А в фильме происходит, на мой взгляд, нечто большее: народная мистика и богатырский размах сценария, вступив в химическую реакцию с безусловно рациональным, интеллигентским видением режиссера, претворились в какой-то иной художественный и мировоззренческий состав.
В фильме “Дикое поле” перед нами обломок империи, где в отрыве от метрополии и перед лицом дикой степи естественно, сам собой воспроизводится цивилизационный генотип русского мира. Россия — европейская страна, обремененная “диким полем”, “великой степью”. Это — ее исторический крест, и, чтобы нести его, нужна сильная власть, способная справиться с неуправляемыми стихиями, и начало усложнения и развития, которое не позволит русским в них раствориться. Народу требуется и то и другое и лишь в той мере, в какой ему это необходимо на данный момент. Насилие физическое он терпит, насилия духовного не приемлет, поскольку оно унижает в нем чувство собственного достоинства.

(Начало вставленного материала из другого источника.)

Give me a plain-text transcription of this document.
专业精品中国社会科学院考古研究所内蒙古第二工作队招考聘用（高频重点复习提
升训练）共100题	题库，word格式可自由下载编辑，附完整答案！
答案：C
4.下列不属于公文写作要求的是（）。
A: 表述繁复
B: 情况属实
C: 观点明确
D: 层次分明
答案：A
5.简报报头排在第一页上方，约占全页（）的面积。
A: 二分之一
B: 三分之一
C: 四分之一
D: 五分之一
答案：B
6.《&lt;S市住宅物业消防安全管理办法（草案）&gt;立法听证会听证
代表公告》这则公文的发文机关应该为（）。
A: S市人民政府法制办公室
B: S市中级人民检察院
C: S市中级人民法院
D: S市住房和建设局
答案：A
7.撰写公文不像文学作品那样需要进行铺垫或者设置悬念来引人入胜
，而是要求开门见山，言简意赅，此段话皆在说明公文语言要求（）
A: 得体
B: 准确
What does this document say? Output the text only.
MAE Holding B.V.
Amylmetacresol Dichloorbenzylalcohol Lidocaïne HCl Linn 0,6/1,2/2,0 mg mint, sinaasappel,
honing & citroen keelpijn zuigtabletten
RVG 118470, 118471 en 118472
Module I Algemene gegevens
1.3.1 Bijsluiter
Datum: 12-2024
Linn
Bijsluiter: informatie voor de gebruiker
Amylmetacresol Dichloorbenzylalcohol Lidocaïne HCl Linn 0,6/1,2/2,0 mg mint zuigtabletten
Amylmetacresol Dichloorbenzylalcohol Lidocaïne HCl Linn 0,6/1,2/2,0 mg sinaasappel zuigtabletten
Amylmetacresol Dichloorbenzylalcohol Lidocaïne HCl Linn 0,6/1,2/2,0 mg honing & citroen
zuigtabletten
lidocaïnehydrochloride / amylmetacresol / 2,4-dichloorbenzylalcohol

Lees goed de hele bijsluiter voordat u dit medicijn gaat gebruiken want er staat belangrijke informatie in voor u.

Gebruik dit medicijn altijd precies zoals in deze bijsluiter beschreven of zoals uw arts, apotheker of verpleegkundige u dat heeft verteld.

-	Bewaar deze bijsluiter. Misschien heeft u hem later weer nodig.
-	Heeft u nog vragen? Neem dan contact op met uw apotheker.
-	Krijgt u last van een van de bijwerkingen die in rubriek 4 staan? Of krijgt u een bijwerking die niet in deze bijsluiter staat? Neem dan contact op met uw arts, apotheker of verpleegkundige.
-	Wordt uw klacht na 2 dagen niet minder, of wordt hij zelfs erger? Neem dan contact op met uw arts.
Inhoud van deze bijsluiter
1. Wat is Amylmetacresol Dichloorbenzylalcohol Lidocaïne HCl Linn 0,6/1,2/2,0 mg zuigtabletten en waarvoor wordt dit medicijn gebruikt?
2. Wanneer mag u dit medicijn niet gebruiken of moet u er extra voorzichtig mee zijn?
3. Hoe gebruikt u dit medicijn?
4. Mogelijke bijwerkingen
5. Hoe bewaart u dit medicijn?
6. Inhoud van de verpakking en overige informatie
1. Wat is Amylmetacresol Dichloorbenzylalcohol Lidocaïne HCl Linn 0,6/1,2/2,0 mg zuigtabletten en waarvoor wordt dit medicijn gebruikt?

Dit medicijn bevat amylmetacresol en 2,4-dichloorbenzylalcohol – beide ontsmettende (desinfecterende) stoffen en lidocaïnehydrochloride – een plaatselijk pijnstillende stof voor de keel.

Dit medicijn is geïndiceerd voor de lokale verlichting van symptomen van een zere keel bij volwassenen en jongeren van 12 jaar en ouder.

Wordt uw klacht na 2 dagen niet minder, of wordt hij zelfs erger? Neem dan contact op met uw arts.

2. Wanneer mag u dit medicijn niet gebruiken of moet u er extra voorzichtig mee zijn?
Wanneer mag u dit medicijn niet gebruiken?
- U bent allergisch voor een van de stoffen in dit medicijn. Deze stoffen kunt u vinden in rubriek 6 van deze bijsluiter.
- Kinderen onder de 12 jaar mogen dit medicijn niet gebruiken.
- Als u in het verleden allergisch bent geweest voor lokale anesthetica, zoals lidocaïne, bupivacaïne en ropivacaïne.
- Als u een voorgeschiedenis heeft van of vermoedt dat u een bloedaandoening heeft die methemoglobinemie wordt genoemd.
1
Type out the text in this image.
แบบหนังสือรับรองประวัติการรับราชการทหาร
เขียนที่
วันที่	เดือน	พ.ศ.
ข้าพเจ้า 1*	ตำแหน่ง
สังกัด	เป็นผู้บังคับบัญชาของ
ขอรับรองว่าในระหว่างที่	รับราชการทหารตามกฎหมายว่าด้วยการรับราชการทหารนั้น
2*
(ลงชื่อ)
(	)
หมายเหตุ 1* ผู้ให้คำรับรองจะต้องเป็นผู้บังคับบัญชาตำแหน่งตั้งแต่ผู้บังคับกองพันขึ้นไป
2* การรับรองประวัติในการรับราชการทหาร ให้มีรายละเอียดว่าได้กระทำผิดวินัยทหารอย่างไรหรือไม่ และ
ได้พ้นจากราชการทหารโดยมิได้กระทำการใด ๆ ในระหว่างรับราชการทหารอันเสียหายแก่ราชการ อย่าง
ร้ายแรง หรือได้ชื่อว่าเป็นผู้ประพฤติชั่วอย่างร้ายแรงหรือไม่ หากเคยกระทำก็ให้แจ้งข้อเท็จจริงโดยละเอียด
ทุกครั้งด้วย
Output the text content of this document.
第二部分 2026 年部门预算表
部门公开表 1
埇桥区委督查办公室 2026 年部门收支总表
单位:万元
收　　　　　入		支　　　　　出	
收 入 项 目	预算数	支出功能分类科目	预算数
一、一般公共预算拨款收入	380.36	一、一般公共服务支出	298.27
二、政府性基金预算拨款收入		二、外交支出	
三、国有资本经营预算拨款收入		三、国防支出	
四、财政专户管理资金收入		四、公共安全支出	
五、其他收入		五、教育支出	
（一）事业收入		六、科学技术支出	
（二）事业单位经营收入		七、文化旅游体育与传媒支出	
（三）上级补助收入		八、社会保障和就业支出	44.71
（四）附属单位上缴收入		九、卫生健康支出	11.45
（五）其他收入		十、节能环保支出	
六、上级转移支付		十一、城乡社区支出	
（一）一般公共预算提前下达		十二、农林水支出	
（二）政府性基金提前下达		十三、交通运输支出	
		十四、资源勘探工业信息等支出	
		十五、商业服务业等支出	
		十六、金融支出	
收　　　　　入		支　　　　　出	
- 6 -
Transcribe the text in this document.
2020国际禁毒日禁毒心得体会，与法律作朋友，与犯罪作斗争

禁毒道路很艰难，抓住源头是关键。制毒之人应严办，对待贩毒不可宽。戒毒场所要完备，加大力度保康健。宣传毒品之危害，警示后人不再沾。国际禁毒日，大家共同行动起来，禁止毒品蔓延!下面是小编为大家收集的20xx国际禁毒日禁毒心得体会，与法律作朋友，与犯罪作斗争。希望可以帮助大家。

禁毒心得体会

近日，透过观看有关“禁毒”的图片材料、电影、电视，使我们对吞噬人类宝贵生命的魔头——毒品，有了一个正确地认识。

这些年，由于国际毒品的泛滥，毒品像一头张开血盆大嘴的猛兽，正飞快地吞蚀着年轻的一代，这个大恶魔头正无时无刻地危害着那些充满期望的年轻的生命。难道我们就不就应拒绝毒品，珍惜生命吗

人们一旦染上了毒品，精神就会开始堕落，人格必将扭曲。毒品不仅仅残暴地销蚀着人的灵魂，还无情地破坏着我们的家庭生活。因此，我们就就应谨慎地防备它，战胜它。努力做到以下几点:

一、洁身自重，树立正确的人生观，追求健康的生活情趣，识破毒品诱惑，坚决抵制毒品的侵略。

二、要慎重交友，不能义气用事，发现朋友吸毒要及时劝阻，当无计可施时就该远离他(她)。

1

Банальность? Да. Но, воплощенная в ткани фильма, она помогает поменять “точку сборки”. Русский мир — абсолютно единое целое, где все три составляющих — интеллигенция, власть и народ — кровно необходимы друг другу. И сердцевина этого мира — народ. Такой, какой есть. И едва ты начинаешь воспринимать его как субъект, а не как жалкий, забитый, обманутый (эпитеты можно множить до бесконечности) объект всякого рода манипуляций, “недоступная черта” как-то сама собой испаряется. И становится ясно, что миссия интеллигенции в России далеко не исчерпана и что элементарное ощущение себя необходимой частью огромного и мощного народного тела способно избавить “образованное сословие” от половины мучительных комплексов, от вечного битья головой об стену и надрывных стенаний о темной, рабской стране.